Make the following revision to the `ValidationMonitor` constructor, which
specifies that if loss (`early_stopping_metric="loss"`) does not decrease
(`early_stopping_metric_minimize=True`) over a period of 200 steps
(`early_stopping_rounds=200`), model training will stop immediately at that
point, and not complete the full 2000 steps specified in `fit`:

```python
validation_monitor = tf.contrib.learn.monitors.ValidationMonitor(
    test_set.data,
    test_set.target,
    every_n_steps=50,
    metrics=validation_metrics,
    early_stopping_metric="loss",
    early_stopping_metric_minimize=True,
    early_stopping_rounds=200)
```

Rerun the code to see if model training stops early:

```none
...
INFO:tensorflow:Validation (step 1150): recall = 1.0, loss = 0.056436, global_step = 1119, precision = 1.0, accuracy = 0.966667
INFO:tensorflow:Stopping. Best step: 800 with loss = 0.048313818872.
```

Indeed, here training stops at step 1150, indicating that for the past 200
steps, loss did not decrease, and that overall, step 800 produced the smallest
loss value against the test data set. This suggests that additional calibration
of hyperparameters by decreasing the step count might further improve the model.

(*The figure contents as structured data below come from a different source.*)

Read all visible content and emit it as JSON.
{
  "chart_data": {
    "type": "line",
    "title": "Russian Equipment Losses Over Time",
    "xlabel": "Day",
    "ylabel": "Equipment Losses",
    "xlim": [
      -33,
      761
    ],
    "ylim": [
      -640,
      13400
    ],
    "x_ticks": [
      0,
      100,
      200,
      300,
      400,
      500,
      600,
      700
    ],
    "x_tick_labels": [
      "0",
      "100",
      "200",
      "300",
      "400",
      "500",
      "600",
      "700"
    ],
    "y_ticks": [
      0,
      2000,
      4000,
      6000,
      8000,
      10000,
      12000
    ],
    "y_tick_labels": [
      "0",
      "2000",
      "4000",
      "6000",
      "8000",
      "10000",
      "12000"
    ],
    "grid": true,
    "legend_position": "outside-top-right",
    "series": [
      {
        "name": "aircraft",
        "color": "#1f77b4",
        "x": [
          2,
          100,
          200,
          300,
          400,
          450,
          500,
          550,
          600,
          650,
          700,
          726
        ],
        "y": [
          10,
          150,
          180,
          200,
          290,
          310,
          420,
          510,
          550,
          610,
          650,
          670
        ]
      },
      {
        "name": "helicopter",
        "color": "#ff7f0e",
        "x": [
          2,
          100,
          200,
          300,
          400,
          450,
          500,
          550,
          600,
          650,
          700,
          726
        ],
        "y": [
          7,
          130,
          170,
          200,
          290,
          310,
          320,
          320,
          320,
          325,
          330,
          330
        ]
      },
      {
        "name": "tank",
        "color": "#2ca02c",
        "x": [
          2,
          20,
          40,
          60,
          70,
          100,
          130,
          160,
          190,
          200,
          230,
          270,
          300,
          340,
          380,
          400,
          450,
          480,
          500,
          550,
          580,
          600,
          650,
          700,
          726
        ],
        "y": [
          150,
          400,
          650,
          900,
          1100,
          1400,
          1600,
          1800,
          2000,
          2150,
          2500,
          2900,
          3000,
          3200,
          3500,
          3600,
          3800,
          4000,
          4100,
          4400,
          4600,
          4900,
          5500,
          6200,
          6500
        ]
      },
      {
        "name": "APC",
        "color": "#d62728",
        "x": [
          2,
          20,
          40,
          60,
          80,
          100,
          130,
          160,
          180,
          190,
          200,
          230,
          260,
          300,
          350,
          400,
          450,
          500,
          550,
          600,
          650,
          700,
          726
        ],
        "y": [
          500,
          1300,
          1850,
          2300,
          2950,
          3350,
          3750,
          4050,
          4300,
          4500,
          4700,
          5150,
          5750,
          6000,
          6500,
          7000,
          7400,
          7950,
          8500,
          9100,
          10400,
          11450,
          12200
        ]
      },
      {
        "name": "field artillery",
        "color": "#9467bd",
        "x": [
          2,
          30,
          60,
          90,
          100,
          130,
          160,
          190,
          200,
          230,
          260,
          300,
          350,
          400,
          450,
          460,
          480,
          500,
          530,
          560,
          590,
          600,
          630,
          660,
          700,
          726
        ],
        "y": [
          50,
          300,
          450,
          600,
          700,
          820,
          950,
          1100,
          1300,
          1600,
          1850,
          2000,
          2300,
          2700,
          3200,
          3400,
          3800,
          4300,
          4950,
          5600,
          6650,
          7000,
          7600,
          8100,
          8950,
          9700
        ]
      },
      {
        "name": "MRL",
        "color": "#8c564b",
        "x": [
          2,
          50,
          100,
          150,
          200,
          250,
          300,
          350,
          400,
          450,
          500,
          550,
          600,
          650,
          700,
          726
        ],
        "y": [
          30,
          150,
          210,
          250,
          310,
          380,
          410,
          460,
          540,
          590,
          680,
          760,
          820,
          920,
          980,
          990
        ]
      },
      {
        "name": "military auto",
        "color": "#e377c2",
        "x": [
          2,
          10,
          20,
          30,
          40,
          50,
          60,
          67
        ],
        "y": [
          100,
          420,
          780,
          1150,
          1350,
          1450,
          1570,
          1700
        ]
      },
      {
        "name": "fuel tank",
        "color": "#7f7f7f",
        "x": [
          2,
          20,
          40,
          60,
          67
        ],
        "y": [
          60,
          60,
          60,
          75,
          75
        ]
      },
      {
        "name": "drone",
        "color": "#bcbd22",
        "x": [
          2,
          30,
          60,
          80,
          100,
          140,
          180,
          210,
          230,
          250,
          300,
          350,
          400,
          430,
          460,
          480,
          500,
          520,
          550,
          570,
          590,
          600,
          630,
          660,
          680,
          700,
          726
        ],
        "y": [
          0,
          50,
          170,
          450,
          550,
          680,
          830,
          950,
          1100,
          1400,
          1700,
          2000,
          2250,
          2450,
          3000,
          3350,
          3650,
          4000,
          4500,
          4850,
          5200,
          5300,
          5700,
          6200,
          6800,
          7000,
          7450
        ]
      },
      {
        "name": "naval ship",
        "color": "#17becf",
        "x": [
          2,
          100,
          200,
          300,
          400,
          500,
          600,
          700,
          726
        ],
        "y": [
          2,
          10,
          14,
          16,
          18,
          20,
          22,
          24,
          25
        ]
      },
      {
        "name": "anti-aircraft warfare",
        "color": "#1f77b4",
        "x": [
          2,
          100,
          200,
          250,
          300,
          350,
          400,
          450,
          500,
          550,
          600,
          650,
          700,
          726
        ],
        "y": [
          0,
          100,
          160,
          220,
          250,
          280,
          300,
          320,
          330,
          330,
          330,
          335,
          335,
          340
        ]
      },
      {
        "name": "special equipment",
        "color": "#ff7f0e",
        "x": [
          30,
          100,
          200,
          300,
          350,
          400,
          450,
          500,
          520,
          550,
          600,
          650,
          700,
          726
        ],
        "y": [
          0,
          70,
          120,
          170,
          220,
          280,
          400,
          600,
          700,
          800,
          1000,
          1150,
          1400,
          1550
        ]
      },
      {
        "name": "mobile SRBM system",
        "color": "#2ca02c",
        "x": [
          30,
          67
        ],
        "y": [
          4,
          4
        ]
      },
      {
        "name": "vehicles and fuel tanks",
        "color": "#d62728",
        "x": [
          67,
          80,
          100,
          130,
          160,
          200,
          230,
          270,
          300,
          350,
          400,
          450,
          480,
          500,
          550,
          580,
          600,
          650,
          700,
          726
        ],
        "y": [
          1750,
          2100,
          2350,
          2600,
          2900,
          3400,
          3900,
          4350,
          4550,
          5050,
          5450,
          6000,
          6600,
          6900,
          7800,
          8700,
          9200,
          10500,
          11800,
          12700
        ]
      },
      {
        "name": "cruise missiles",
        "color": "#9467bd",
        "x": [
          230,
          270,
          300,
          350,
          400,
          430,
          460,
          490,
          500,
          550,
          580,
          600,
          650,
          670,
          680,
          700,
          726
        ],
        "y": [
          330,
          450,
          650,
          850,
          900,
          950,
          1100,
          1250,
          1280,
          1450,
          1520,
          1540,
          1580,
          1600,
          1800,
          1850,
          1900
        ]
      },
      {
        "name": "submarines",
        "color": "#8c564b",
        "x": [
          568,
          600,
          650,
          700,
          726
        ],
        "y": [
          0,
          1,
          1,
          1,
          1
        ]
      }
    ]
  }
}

## Visualizing Log Data with TensorBoard

Reading through the log produced by `ValidationMonitor` provides plenty of raw
data on model performance during training, but it may also be helpful to see
visualizations of this data to get further insight into trends—for
example, how accuracy is changing over step count. You can use TensorBoard (a
separate program packaged with TensorFlow) to plot graphs like this by setting
the `logdir` command-line argument to the directory where you saved your model
training data (here, `/tmp/iris_model`). Run the following on your command line:

<pre><strong>$ tensorboard --logdir=/tmp/iris_model/</strong>
Starting TensorBoard 39 on port 6006</pre>

Then navigate to `http://0.0.0.0:`*`<port_number>`* in your browser, where
*`<port_number>`* is the port specified in the command-line output (here,
`6006`).

If you click on the accuracy field, you'll see an image like the following,
which shows accuracy plotted against step count:

![Accuracy over step count in TensorBoard](https://www.tensorflow.org/images/validation_monitor_tensorboard_accuracy.png "Accuracy over step count in TensorBoard")

For more on using TensorBoard, see @{$summaries_and_tensorboard$TensorBoard: Visualizing Learning} and @{$graph_viz$TensorBoard: Graph Visualization}.